Lo peor de esa dichosa jornada es que, más que a una improbable actividad reflexiva, obliga al cumplimiento de una serie de normas igualmente absurdas, totalmente opuestas al espíritu democrático y a la libertad de expresión: está prohibido hacer campaña o pedir directamente el voto, está prohibida la difusión de encuestas, y quien incumpla la ley del silencio se expone a severas multas.

Sin embargo, nadie podría justificar con argumentos medianamente sensatos por qué los amantes de la botánica no pueden hacer hoy proselitismo de sus gustos, ni por qué sus opositores se tienen que callar veinticuatro horas antes de ir a votar, ni por qué la publicación de encuestas finaliza a cinco días de las elecciones si nadie las toma en serio porque nunca aciertan. Ni por qué hay que mantener una rémora de la Transición, como si viviésemos permanentemente en transición, internet no existiera, el mundo no hubiese cambiado desde 1977 y debiésemos asumir ese conjunto de arbitrariedades trasnochadas como una costumbre inamovible que ofreciese más ventajas democráticas que liquidarla. 

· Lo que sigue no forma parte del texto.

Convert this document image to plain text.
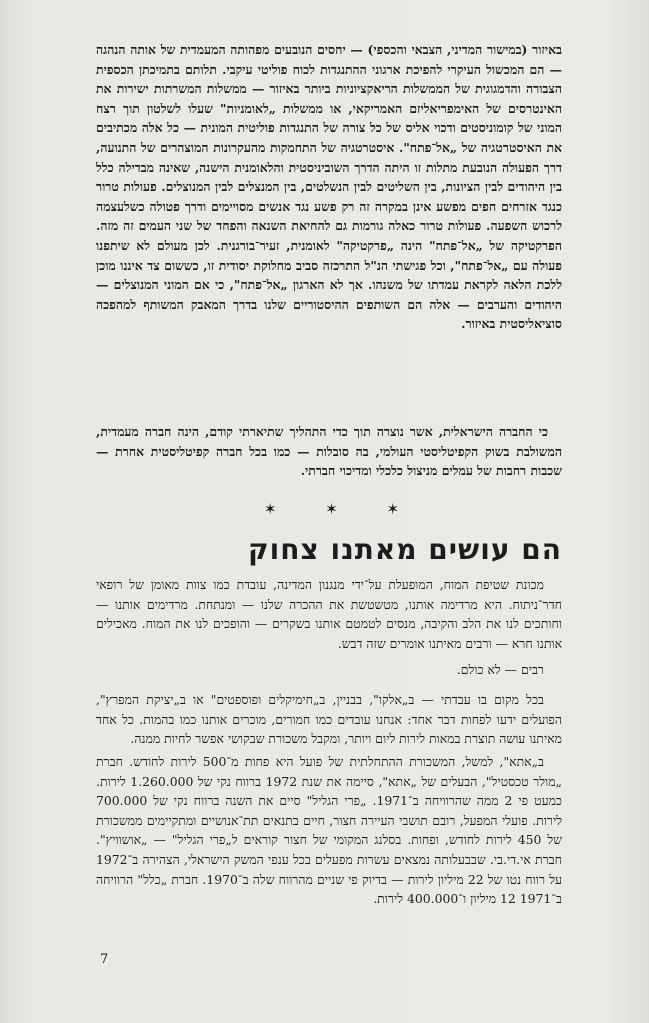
באיזור (במישור המדיני, הצבאי והכספי) — יחסים הנובעים מפהותה המעמדית של אותה הנהגה — הם המכשול העיקרי להפיכת ארגוני ההתנגדות לכוח פוליטי עיקבי. תלותם בתמיכתן הכספית הצבורה והדמגוגית של הממשלות הריאקציוניות ביותר באיזור — ממשלות המשרתות ישירות את האינטרסים של האימפריאליזם האמריקאי, או ממשלות „לאומניות" שעלו לשלטון תוך רצח המוני של קומוניסטים ודכוי אליס של כל צורה של התנגדות פוליטית המונית — כל אלה מכתיבים את האיסטרטגיה של „אל־פתח". איסטרטגיה של התחמקות מהעקרונות המוצהרים של התנועה, דרך הפעולה הנובעת מתלות זו היתה הדרך השוביניסטית והלאומנית הישנה, שאינה מבדילה כלל בין היהודים לבין הציונות, בין השליטים לבין הנשלטים, בין המנצלים לבין המנוצלים. פעולות טרור כנגד אזרחים חפים מפשע אינן במקרה זה רק פשע נגד אנשים מסויימים ודרך פטולה כשלעצמה לרכוש השפעה. פעולות טרור כאלה גורמות גם להחיאת השנאה והפחד של שני העמים זה מזה. הפרקטיקה של „אל־פתח" הינה „פרקטיקה" לאומנית, זעיר־בורגנית. לכן מעולם לא שיתפנו פעולה עם „אל־פתח", וכל פגישתי הנ"ל התרכזה סביב מחלוקת יסודית זו, כששום צד איננו מוכן ללכת הלאה לקראת עמדתו של משנהו. אך לא הארגון „אל־פתח", כי אם המוני המנוצלים — היהודים והערבים — אלה הם השותפים ההיסטוריים שלנו בדרך המאבק המשותף למהפכה סוציאליסטית באיזור.

כי החברה הישראלית, אשר נוצרה תוך כדי התהליך שתיארתי קודם, הינה חברה מעמדית, המשולבת בשוק הקפיטליסטי העולמי, בה סובלות — כמו בכל חברה קפיטליסטית אחרת — שכבות רחבות של עמלים מניצול כלכלי ומדיכוי חברתי.

✶ ✶ ✶
הם עושים מאתנו צחוק

מכונת שטיפת המוח, המופעלת על־ידי מנגנון המדינה, עובדת כמו צוות מאומן של רופאי חדר־ניתוח. היא מרדימה אותנו, מטשטשת את ההכרה שלנו — ומנתחת. מרדימים אותנו — וחותכים לנו את הלב והקיבה, מנסים לטמטם אותנו בשקרים — והופכים לנו את המוח. מאכילים אותנו חרא — ורבים מאיתנו אומרים שזה דבש.

רבים — לא כולם.

בכל מקום בו עבדתי — ב„אלקו", בבניין, ב„חימיקלים ופוספטים" או ב„יציקת המפרץ", הפועלים ידעו לפחות דבר אחד: אנחנו עובדים כמו חמורים, מוכרים אותנו כמו בהמות. כל אחד מאיתנו עושה תוצרת במאות לירות ליום ויותר, ומקבל משכורת שבקושי אפשר לחיות ממנה.

ב„אתא", למשל, המשכורת ההתחלתית של פועל היא פחות מ־500 לירות לחודש. חברת „מולר טכסטיל", הבעלים של „אתא", סיימה את שנת 1972 ברווח נקי של 1.260.000 לירות. כמעט פי 2 ממה שהרוויחה ב־1971. „פרי הגליל" סיים את השנה ברווח נקי של 700.000 לירות. פועלי המפעל, רובם תושבי העיירה חצור, חיים בתנאים תת־אנושיים ומתקיימים ממשכורת של 450 לירות לחודש, ופחות. בסלנג המקומי של חצור קוראים ל„פרי הגליל" — „אושוויץ". חברת אי.די.בי. שבבעלותה נמצאים עשרות מפעלים בכל ענפי המשק הישראלי, הצהירה ב־1972 על רווח נטו של 22 מיליון לירות — בדיוק פי שניים מהרווח שלה ב־1970. חברת „כלל" הרוויחה ב־1971 12 מיליון ו־400.000 לירות.

7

A lo mejor, lo que sucede es que esa inverosímil reflexión normativa concentrada en un solo día es una metáfora de la irreflexión general en que vivimos de una elección a otra, una muestra de la lentitud con la que se cambia hasta lo más obsoleto y prescindible en el país europeo que menos ha cambiado su Constitución y en el que cualquier signo de progreso se considera alarmante y es motivo de controversia. A lo mejor lo que indica es una inquietante y acrisolada tendencia a aceptar incondicionalmente eufemismos, inmovilismos y ordenancismos, aunque floten en el vacío y carezcan de sentido, a asumir silencios impuestos y autoimpuestos como parte de la normalidad democrática. Costumbres que explicarían –y es solo un ejemplo entre muchos– por qué tras cuarenta años de dictadura hubo que esperar otros cuarenta años para sacar a Franco de la cripta embrujada, con las discusiones habituales, pues indudablemente era una verdad como un templo que «siempre» había estado allí.    

Parece que lo más razonable que puede hacerse en la jornada de reflexión es señalar los disparates y anacronismos de la propia jornada de reflexión. Pero lo mismo la ley del silencio, siempre diligente y vigilante, lo prohíbe.